In Namusera, the President laughed with schoolchildren and pledged books and a borehole. “Who wants to be a doctor?” he asked, drawing dozens of eager hands in a viral video reposted by @ubctvuganda. “M7 is inspiring our kids! #WhyUgStillNeedsM7,” wrote one X user.
Wakiso, home to more than 3.4 million Ugandans, has become a strategic symbol of Museveni’s leadership transformation. The walkabouts, now dubbed “Museveni’s village therapy” by supporters, are seen as resetting the tone of his presidency from distant authority to direct empathy.

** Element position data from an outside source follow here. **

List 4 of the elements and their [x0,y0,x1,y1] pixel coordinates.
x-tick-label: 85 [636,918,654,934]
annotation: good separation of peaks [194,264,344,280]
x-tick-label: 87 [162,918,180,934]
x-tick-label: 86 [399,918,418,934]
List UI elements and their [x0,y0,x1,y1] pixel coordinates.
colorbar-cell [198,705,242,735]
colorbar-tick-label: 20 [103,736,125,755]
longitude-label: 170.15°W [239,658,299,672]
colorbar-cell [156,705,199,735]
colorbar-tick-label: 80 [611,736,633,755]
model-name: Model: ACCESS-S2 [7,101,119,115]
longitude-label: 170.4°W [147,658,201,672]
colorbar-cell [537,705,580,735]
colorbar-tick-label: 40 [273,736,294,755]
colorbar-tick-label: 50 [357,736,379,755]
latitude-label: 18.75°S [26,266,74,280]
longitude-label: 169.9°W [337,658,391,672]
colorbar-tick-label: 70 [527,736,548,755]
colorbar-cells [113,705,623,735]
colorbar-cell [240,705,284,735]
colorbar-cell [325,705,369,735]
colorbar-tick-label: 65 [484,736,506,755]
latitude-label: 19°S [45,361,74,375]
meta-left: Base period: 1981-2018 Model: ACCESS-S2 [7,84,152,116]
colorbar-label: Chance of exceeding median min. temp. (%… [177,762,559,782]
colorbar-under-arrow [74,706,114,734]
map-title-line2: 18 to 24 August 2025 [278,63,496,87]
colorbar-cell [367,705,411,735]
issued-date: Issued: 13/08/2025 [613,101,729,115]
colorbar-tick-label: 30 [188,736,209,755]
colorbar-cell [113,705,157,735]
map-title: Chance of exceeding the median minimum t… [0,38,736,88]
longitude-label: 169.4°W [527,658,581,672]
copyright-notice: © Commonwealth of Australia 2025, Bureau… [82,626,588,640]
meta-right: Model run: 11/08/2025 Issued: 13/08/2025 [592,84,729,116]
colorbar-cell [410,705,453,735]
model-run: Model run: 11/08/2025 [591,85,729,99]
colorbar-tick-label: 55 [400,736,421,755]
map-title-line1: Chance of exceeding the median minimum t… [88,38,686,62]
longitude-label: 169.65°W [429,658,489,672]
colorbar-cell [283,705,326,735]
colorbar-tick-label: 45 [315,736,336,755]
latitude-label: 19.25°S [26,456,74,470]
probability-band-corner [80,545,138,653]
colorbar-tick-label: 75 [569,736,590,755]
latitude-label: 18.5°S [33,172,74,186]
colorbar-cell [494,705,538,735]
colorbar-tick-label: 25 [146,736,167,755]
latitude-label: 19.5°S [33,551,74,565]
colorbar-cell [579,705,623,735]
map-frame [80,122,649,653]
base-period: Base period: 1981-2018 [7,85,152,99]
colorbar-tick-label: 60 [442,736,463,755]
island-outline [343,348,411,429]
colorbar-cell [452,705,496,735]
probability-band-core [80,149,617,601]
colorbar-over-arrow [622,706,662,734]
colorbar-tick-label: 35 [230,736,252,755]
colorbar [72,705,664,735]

Critics like Andrew Mwenda argue that the President’s approach is a clever pre-2026 ploy to tie cash handouts to votes. But even skeptics agree: Museveni’s physical presence in backyards, classrooms, and farms has dramatically reshaped his public image, one homestead at a time.
These “walks of leadership” are more than campaign optics. They signal a return to retail politics in its rawest form: no stage, no convoy, just citizen and president, face-to-face.